AT FIRST, TABU and Chang seem a natural pairing for a double feature. Two 70-year-old "nature" films shot on remote locations by legendary directors, neither of whom saw anything amiss in scripting stories for their supposed "documents" of people untouched by Western civilization. Actually, the films don't work together all that well, since the match is so uneven. Chang is a fascinating, beautifully photographed, and often exciting portrait of life in the deep jungles of Thailand (then Siam), but Tabu, well, it's one of the greatest films of all time.

Chang was the brainchild of the producer/director team of Merian C. Cooper and Ernest B. Schoedsack, who gained immortality by giving the world King Kong. Chang came a few years earlier, in 1927. A curious mix of stunning wilderness imagery and cornball theatrics (the awful title cards, which veer from the purplest of prose to jokey lines supposedly uttered by bears and monkeys, are credited to one Achmed Abdullah), the movie definitely delivers the thrills it promises, with tiger hunts and elephant stampedes to spare. There's not much of a story -- the brave "Pioneer without a Covered Wagon" and his family fight off the animals that threaten them, sometimes getting help from a nearby village -- and a lot of the attitudes are outdated. Regardless, as travelogue, as jungle adventure, and especially as a slice of film history, the movie is worth a look.

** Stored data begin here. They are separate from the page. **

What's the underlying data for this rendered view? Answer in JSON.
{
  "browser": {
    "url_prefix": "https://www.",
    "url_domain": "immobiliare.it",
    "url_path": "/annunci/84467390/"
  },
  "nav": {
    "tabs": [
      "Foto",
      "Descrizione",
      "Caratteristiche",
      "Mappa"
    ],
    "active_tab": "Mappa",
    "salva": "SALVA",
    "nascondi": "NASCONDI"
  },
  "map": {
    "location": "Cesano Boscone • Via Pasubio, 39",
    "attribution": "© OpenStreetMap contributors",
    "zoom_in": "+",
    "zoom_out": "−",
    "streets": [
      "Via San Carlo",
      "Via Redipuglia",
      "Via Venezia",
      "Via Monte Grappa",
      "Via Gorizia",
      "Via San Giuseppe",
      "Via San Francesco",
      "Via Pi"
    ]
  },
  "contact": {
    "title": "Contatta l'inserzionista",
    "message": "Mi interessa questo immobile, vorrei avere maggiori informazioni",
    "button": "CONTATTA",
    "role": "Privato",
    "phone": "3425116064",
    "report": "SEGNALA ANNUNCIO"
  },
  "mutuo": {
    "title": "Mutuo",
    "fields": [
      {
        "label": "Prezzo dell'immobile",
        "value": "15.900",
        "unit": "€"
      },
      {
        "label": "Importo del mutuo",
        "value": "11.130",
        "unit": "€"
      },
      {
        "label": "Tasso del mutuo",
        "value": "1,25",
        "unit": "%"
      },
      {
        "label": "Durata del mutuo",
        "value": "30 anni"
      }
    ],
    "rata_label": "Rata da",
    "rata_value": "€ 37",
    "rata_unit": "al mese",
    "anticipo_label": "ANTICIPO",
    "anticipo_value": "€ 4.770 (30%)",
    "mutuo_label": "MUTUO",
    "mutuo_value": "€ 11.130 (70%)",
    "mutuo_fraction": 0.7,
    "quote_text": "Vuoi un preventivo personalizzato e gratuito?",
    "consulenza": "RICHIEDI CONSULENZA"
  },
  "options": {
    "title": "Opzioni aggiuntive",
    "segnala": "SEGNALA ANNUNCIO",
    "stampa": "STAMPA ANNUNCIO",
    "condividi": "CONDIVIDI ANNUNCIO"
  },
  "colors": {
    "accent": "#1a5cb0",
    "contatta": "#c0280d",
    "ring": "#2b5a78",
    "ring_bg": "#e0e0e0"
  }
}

Tabu is worth a great deal more than that. Filmed in the South Seas between 1929-1931, it was intended as a team-up between F. W. Murnau and documentarian Robert J. Flaherty, but Murnau quickly took over the project. The result is a masterpiece. Matahi is a strapping, perpetually eager young man; Reri is his beautiful lover. When Reri is declared a sacred maiden, all men are forbidden to even gaze upon her. Matahi rebels, absconds with Reri, and the two run off to one of the white-ruled islands, to a whole new world of bar bills, debts, and crooked officials, but with an elderly warrior hot on their trail. The film is so perfectly composed, it's a pleasure to watch every scene; the film's genius is apparent in everything you see.